The internet of things, or IoT, has made our lives much more convenient in many ways. IoT gives electronic devices the means to communicate with each other via the internet – and they no longer need human interaction to do it.
IoT technology gives our devices the ability to do more for us and make our lives more efficient. However, IoT is also a relatively new technology, which means there are key security threats to be aware of. Without protective measures in place, IoT devices can be vulnerable to cyber attacks and other security threats.
Here are some of the top IoT security threats to be aware of in 2022 and how you can protect your devices.
What is IoT?
The internet of things is a broad network of electronic devices, software programs, and other items that can connect to the internet to share data. You probably already use IoT devices in your personal life without realizing it. For example, many modern cars can connect to your mobile phone or smartwatch using the internet, allowing you to share playlists, location data, and more between devices.
At home, the IoT can connect smart devices like your thermostat, refrigerator, lights, and more, which helps your home run more efficiently.

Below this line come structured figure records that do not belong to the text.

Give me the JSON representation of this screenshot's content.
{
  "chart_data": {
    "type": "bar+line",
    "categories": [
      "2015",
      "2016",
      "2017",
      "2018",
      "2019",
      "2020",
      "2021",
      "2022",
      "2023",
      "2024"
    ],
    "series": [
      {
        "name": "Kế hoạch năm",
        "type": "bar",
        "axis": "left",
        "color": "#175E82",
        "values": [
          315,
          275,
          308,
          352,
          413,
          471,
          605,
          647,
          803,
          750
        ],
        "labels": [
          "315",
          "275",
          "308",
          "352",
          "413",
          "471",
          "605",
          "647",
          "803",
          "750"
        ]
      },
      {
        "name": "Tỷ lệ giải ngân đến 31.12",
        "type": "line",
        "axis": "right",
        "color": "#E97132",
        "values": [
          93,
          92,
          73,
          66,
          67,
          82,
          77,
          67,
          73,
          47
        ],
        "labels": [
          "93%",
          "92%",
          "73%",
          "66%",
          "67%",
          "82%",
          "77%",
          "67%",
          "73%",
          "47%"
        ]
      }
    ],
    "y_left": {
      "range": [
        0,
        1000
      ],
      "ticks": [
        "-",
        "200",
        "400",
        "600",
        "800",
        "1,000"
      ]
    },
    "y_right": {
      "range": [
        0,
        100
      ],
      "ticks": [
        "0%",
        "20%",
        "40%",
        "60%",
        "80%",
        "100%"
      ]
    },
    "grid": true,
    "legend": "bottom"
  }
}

In a professional setting, you might see IoT products like smart locks, energy monitoring devices, and even smart scheduling devices.
Top IoT Security Threats in 2022
1. Unencrypted data storage
IoT devices collect a huge amount of valuable data throughout the day, much of which is stored in the cloud. This data can make IoT devices a target for hackers and other cybercriminals, so it is essential that it is stored securely. It’s also very important that whenever data is transferred between devices, it is done securely, ideally with an encrypted connection.
Unfortunately, many IoT devices do not yet have reliable firewalls and other security features, which leaves this data very vulnerable. There are also some scenarios in which it is difficult to guarantee a secure connection between devices – for example, transferring data between a smartphone and other devices is often done via public WiFi networks.
When data isn’t stored properly, it leaves you vulnerable to malware. Malware can affect the way your devices run, and in the worst case scenario, it can even lock you out of your devices and hold your data for ransom.
2. Unsecured financial information
Some IoT devices have access to their users’ financial information. When these devices have access to things like your credit card or banking information, they quickly become a target for hackers.
This is a particularly worrisome problem for financial companies that use IoT devices at work. As IoT and AI technology expands, you can manage many different aspects of your business using these tools. However, it can put both your business and your customers at risk if these devices have access to unsecured financial information.
3. Access to physical property
Another huge security risk to consider is the fact that IoT devices are often connected to physical property in some way. For example, many homes, businesses, and cars now have locks and security systems that are connected to the IoT. This means that if someone hacks the device, they could have access to your physical property and even threaten your physical safety.
4. Weak passwords and ID verification
A strong password is essential for protecting your devices. Unfortunately, many IoT devices are not password protected. Even with password-protected devices, many users choose options that are very simple and easy to guess. This leaves your IoT devices very vulnerable to hackers.
In addition to passwords, many IoT devices use other forms of identity verification. For example, many devices use biometric verification like fingerprints or even facial recognition as a form of identity verification. While this can be more secure than just using a password, it’s important to make sure this identity verification data is stored and managed securely.
5. Botnets and malicious IoT devices
IoT allows electronic devices to connect and talk to each other – but not all of these devices are created with good intentions. Cybercriminals can take existing IoT devices and use them to infiltrate secure networks.
IoT devices are also particularly vulnerable to botnet attacks. Botnets are networks of devices that are used to run malicious bots and transfer malware. Botnets can infiltrate IoT networks to put ransomware, spyware, or other forms of malware on secure devices, compromising your financial and personal security.
How To Protect Your IoT Devices
Although these security threats are ever-present for IoT devices, there are things you can do to keep them secure. Here are a few things you can do to protect your IoT devices.
Update your systems regularly. Security threats are constantly evolving and changing. This means that developers need to update these systems regularly to address these security threats. It’s important to apply these updates to your IoT devices whenever new ones are released to minimize vulnerabilities.
Choose strong passwords. A weak password can leave your IoT devices extremely vulnerable. When selecting passwords, choose options that are difficult to guess and include a mix of letters, numbers, and symbols. Additionally, you should make sure to update these passwords at regular intervals – ideally every few months. If your IoT device offers two-factor authentication, you should also make sure you are using this feature.
Be smart about the WiFi you’re using. Try to avoid connecting your IoT devices to public WiFi networks, as these tend not to have strong security measures. Additionally, you may want to create a guest network specifically for your IoT devices at home – this can give them an extra layer of protection.
The internet of things is still relatively new, at least when it comes to consumer IoT devices, so we can expect to see security measures improve as this technology grows. When purchasing any new IoT device, it’s very important to be aware of relevant security threats and take steps to protect your networks. While IoT devices are incredibly convenient, they can also be a major target for cybercriminals.